Honda FCEV: 55 years in development and still waiting
Last November the world watched as Honda Motor Company unveiled what it referred to as the ‘future in zero emissions’ applied automotive engineering.
With the unveiling of the Japanese manufactured FCEV Concept, the automotive press was assured that the prototype represented many technological and design aspects of the 2015 FCEV to be released to Japan and North America some time in 2015.
Honda has now taken the lead as to an actual production FCEV through its innovative “fuel stack” technology.
Although other manufacturers have promised their release of a FCEV for 2015, Honda appears to be the front-runner in the field, with a smaller fuel cell, superior battery technology and a longer stated range between fuel stops. But they are not alone in the arena.
While Honda may beat G.M.,Toyota, Hyundai and others to a viable retail market , the handwriting’s on the wall.
North America’s largest new car market, California, wants 70% of all cars new to the road within the next 20 years, to be hyper-efficient I.C., Electric Hybrid, Plug in Hybrid, stand alone EV or FCEV.

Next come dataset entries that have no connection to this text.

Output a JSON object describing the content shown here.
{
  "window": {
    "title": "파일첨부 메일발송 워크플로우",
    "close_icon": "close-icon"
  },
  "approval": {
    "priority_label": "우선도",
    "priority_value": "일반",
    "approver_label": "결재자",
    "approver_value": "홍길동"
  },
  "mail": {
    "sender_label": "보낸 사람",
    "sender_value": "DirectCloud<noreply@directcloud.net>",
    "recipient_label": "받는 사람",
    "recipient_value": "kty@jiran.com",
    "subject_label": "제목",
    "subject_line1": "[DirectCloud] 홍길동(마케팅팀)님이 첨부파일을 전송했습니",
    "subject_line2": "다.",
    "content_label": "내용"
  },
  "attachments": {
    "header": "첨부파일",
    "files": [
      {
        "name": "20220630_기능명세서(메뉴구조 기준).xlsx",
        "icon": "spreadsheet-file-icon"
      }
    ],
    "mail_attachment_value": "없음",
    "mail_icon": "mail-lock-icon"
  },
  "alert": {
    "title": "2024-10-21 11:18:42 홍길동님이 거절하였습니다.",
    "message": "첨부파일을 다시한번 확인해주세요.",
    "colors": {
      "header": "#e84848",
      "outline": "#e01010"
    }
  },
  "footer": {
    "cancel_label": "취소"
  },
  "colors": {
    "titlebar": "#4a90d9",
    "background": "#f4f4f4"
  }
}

Governor Jerry Brown has put the state’s money where his positive intent lies; low environmental impact, zero emissions and fuel source sustainability.
California is investing $100 million in matched grant development money for the building of a dedicated hydrogen fueling network.
Not the first to venture into fuel cell development, Honda, along with every major, several boutique automotive manufacturers and most Universities in the U.S., has toyed and tinkered with various fuel cell configurations and applications.
Allis Chalmers Tractor Company first produced a fuel celled farm tractor in 1959.
Although never put into production, the one-off tractor proved the viability of bio-derived (methane) hydrogen fuel cell application toward mechanically driven forward momentum.
The tractor can be seen here, but much like the Spruce Goose of the day was under-powered and too expensive for marketing to rural America. Gasoline and diesel was cheap, farmer’s were leery of the new technology.
First on the automotive scene with FCEV technology was General Motors.
The number 1 car manufacturer of the day produced and tested a fuel cell Hybrid “Electrovan” back in 1966. While the exercise proved that hydrogen fuel cell technology could be applied to automotive propulsion, the fuel cell itself was huge, dominated the cargo area of the van and was unmarketable.
Daimler Chrysler, Mercedes Benz,Toyota and others have ventured into the fuel cell game. They all have viable FCEVs concepts and few working models running on North America’s highways.
But, all have dedicated corporate assets to the further development of low emission I.C., electric hybrid cars and light trucks. The general consensus is that America is not ready for fuel cell enabled personal transportation. We disagree.
Honda may be the exception. We’ll have to wait until late 2015 to find out.